The study found that paper-based TMFs may not be conducive to external inspections. Rather than being able to easily sort through document submissions, regulators reviewing paper-based files may have to sift through a multitude of boxes to evaluate the completeness, accuracy and compliance of a company’s TMF materials.
“Use of electronic-based TMFs has helped companies to increase team-wide document accessibility while reducing the amount of space necessary to store finalized TMFs,” said Sarah Ray, senior research analyst at Cutting Edge Information. “Companies must realize, however, that while the end result of eTMF platforms may alleviate some of the stresses associated with TMF management and review, the conversion process may be time-consuming and, at times, unnecessarily complex.”
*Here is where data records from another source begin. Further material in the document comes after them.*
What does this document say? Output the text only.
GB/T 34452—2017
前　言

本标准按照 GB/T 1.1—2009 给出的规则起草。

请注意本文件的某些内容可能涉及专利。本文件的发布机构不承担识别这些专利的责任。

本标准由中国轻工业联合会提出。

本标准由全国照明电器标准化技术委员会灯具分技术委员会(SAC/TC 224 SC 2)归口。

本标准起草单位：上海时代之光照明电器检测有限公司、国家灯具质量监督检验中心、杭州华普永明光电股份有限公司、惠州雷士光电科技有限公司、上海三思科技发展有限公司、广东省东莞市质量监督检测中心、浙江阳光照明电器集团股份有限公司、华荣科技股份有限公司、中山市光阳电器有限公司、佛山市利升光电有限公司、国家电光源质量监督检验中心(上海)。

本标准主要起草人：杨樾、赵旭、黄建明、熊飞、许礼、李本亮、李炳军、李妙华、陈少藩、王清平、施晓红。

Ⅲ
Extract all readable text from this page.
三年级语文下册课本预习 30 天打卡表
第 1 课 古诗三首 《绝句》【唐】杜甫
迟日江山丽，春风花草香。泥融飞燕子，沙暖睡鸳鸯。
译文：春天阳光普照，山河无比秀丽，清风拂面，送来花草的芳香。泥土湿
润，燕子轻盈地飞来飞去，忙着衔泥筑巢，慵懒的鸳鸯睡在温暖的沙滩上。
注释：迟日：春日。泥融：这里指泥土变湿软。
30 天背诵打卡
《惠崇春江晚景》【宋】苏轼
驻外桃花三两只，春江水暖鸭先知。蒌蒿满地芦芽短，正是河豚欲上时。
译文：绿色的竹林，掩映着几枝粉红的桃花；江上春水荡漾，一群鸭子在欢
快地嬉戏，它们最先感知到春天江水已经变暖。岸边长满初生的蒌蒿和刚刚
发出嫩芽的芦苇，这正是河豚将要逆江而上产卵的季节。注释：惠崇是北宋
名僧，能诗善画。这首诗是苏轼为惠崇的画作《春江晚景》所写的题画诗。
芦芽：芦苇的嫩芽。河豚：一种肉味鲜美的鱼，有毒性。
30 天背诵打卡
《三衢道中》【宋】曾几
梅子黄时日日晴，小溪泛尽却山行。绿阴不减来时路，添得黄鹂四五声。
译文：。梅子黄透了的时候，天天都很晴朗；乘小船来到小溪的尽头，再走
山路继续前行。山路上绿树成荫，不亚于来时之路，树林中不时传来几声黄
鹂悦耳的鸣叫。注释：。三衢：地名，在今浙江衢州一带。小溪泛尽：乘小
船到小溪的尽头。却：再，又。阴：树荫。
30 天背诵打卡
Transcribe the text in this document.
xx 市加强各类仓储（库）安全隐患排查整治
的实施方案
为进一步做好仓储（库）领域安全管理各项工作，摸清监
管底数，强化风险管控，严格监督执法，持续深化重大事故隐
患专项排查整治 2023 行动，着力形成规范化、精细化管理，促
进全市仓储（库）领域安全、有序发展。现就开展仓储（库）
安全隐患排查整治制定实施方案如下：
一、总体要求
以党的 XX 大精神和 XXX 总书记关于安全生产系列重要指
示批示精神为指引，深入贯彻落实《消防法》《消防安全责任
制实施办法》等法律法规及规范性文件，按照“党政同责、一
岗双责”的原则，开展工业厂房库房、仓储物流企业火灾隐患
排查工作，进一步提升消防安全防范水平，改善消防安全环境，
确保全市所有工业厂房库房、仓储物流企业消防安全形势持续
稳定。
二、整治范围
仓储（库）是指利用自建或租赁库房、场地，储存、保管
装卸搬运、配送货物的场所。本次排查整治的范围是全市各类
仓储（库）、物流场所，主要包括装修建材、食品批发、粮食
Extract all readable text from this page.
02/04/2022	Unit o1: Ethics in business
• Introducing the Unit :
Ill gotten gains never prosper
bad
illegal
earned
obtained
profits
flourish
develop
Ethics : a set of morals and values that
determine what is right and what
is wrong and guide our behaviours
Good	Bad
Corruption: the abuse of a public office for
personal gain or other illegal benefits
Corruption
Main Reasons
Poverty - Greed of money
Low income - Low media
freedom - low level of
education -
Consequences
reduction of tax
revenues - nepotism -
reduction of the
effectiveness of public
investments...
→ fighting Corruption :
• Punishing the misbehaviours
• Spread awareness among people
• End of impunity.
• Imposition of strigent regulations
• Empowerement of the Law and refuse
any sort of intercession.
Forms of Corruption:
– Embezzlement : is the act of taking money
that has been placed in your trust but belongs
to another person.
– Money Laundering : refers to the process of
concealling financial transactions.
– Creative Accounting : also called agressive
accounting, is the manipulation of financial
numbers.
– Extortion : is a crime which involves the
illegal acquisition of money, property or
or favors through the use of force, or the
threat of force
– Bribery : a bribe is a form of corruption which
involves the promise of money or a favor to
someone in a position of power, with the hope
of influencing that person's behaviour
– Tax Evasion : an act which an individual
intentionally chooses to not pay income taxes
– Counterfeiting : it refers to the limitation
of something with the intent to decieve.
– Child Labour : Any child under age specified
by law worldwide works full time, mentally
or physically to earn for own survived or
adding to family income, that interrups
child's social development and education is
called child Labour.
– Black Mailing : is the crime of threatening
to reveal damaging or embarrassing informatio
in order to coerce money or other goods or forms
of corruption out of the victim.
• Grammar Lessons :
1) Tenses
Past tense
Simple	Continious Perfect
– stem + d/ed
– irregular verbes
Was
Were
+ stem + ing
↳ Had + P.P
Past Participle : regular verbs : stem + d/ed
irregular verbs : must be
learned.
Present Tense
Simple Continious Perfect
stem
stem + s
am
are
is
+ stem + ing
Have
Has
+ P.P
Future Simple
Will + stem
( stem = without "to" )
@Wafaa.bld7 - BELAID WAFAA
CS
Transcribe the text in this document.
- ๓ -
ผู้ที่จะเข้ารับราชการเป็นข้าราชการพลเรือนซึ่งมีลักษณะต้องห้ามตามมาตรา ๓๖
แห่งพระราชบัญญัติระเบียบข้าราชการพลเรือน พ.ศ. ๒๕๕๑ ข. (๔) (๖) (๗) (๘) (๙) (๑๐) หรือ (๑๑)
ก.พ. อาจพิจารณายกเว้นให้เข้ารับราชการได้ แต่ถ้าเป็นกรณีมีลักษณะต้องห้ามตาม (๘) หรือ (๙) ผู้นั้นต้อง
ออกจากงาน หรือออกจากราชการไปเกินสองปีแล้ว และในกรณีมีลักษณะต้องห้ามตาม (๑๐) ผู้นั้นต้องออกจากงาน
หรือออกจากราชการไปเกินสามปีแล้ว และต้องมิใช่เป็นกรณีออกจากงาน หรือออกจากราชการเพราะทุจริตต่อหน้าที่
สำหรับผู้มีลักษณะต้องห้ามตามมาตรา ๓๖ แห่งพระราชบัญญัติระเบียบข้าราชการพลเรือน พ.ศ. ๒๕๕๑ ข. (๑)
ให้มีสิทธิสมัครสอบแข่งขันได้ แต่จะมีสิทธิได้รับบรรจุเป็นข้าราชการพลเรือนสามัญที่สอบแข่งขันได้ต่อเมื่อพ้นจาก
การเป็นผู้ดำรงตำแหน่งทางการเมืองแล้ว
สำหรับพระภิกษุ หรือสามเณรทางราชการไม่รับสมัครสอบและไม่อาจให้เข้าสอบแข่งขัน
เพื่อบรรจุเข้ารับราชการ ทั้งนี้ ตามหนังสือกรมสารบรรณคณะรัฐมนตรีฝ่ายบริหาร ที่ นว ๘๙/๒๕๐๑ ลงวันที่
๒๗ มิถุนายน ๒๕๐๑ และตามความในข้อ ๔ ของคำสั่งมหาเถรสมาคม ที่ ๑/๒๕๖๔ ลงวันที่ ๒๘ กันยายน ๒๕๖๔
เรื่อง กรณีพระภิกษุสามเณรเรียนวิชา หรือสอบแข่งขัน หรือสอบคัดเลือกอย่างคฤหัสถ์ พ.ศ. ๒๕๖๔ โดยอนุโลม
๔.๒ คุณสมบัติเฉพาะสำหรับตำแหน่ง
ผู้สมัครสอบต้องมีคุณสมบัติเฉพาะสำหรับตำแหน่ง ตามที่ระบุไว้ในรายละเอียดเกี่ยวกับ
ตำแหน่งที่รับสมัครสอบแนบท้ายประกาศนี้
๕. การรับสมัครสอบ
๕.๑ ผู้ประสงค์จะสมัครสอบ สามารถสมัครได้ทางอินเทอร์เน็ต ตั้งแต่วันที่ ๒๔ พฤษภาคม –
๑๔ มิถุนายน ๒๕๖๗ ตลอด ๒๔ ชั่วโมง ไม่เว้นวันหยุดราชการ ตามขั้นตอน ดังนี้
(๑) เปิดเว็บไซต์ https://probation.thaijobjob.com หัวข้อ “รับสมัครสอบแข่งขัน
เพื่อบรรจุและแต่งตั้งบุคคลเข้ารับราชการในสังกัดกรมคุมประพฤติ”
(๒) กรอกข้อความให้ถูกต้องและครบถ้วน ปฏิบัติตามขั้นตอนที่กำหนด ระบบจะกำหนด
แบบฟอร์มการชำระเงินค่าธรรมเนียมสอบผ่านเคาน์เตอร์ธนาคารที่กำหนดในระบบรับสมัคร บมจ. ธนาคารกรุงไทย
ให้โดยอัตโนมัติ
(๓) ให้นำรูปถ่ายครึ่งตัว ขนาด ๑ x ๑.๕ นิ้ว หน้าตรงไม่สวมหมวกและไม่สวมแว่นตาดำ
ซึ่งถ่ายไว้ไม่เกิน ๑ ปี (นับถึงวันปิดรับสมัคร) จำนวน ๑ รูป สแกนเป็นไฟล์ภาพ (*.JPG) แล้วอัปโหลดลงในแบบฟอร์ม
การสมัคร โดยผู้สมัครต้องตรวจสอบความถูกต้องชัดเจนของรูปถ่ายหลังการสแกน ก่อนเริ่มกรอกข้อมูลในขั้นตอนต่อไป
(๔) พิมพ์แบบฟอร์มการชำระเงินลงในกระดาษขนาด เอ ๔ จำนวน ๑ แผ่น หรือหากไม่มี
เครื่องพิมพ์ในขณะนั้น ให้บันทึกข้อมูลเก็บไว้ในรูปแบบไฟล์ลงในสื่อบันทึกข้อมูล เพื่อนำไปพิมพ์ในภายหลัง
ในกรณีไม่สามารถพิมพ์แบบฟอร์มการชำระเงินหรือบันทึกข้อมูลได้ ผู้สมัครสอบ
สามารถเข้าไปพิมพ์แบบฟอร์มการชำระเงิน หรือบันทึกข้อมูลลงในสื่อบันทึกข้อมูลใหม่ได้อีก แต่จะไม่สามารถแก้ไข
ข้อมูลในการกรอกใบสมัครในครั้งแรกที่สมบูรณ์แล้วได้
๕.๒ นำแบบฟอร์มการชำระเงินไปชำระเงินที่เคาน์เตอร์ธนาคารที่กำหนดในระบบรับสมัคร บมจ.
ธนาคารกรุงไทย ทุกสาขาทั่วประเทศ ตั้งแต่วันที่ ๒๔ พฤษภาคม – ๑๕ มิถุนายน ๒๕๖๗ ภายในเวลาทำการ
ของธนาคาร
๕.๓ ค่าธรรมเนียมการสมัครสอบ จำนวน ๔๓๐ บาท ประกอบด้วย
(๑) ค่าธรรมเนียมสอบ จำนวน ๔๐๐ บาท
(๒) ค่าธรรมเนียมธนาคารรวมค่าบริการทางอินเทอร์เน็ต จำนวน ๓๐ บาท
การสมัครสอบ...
Updating paper documents to an electronic platform may pose a challenge as the process is more time-intensive than building new TMFs in an electronic system. Furthermore, some document types may prove more cumbersome than others. To overcome the challenges associated with eTMF platforms, many surveyed teams prefer to execute eTMF strategies in waves. For example, teams may start by building new TMFs into an electronic system as part of a paperless pilot program, before updating paper documents from older studies.